This repository was archived by the owner on Feb 7, 2023. It is now read-only.

Description
The benchmark package does (at least) two questionable things:
- In order to decide whether the performance difference is significant, it uses the Mann-Whitney U test, which is meant for ordinal scale data, instead of Student's t test, which is more appropriate for ratio scale data such as the performance measurements we're making here.
- It recompiles JavaScript code from a string on every test run in order to prevent engine optimizations. Usually we're interested in performance with engine optimizations, since this is how code tends to run in the real world. Besides that, since most of the benchmark code is probably out of reach for this compilation trick, optimization is only partly disabled, producing inconsistent optimization characteristics.
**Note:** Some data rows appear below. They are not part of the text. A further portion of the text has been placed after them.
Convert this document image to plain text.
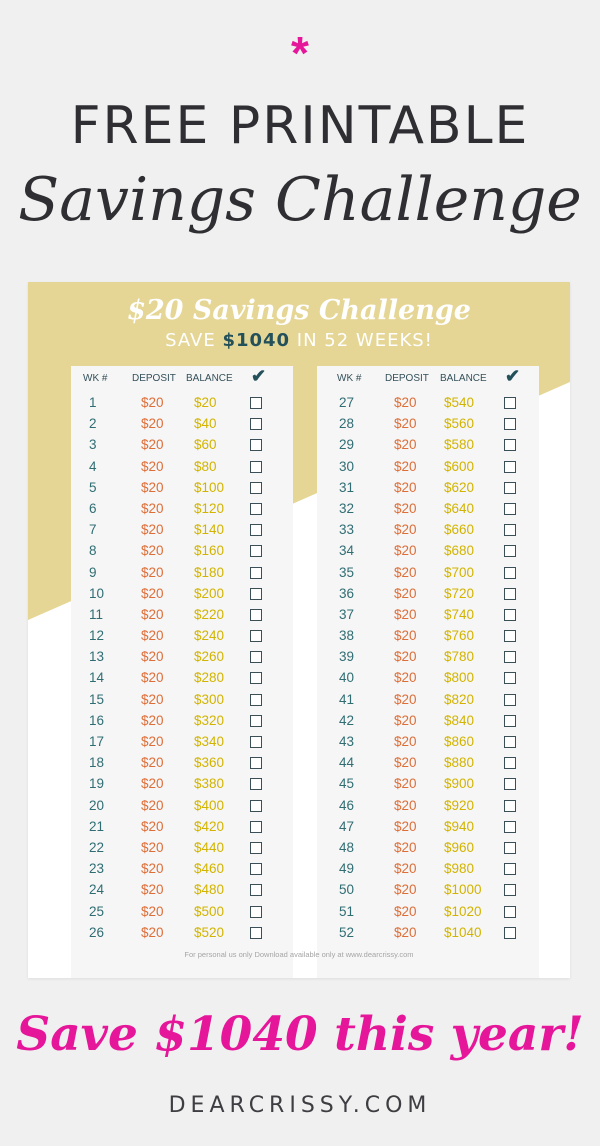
*
FREE PRINTABLE
Savings Challenge
$20 Savings Challenge
SAVE $1040 IN 52 WEEKS!
WK # DEPOSIT BALANCE ✔
1	$20 $20
2	$20 $40
3	$20 $60
4	$20 $80
5	$20 $100
6	$20 $120
7	$20 $140
8	$20 $160
9	$20 $180
10	$20 $200
11	$20 $220
12	$20 $240
13	$20 $260
14	$20 $280
15	$20 $300
16	$20 $320
17	$20 $340
18	$20 $360
19	$20 $380
20	$20 $400
21	$20 $420
22	$20 $440
23	$20 $460
24	$20 $480
25	$20 $500
26	$20 $520
WK # DEPOSIT BALANCE ✔
27	$20 $540
28	$20 $560
29	$20 $580
30	$20 $600
31	$20 $620
32	$20 $640
33	$20 $660
34	$20 $680
35	$20 $700
36	$20 $720
37	$20 $740
38	$20 $760
39	$20 $780
40	$20 $800
41	$20 $820
42	$20 $840
43	$20 $860
44	$20 $880
45	$20 $900
46	$20 $920
47	$20 $940
48	$20 $960
49	$20 $980
50	$20 $1000
51	$20 $1020
52	$20 $1040
For personal us only Download available only at www.dearcrissy.com
Save $1040 this year!
DEARCRISSY.COM
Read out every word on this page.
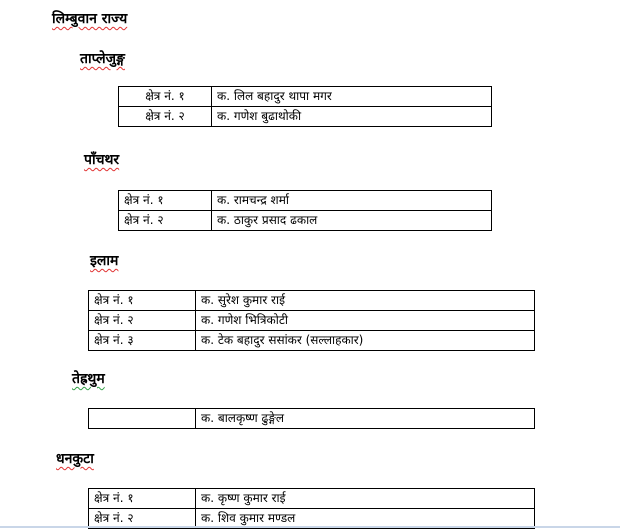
लिम्बुवान राज्य
ताप्लेजुङ्ग
क्षेत्र नं. १	क. लिल बहादुर थापा मगर
क्षेत्र नं. २	क. गणेश बुढाथोकी
पाँचथर
क्षेत्र नं. १	क. रामचन्द्र शर्मा
क्षेत्र नं. २	क. ठाकुर प्रसाद ढकाल
इलाम
क्षेत्र नं. १	क. सुरेश कुमार राई
क्षेत्र नं. २	क. गणेश भित्रिकोटी
क्षेत्र नं. ३	क. टेक बहादुर ससांकर (सल्लाहकार)
तेह्रथुम
	क. बालकृष्ण ढुङ्गेल
धनकुटा
क्षेत्र नं. १	क. कृष्ण कुमार राई
क्षेत्र नं. २	क. शिव कुमार मण्डल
Maybe this behavior can be disabled; this is worth investigating.
I can think of a couple of options (from least to most effort):
- Accept the quirks and do nothing.
- Switch to an alternative benchmark framework that doesn't have these quirks. I'm not (yet) aware of an alternative.
- Forego a convenient benchmark framework. Instead, repeat the benchmark code a fixed number of times (say, 10) for each version of Underscore and report each individual result, so that people can compute their own statistics.
- Fork the benchmark package, fix the issues, submit a PR. Use our own version regardless of whether the PR is accepted. If not accepted, publish as a separate package on NPM.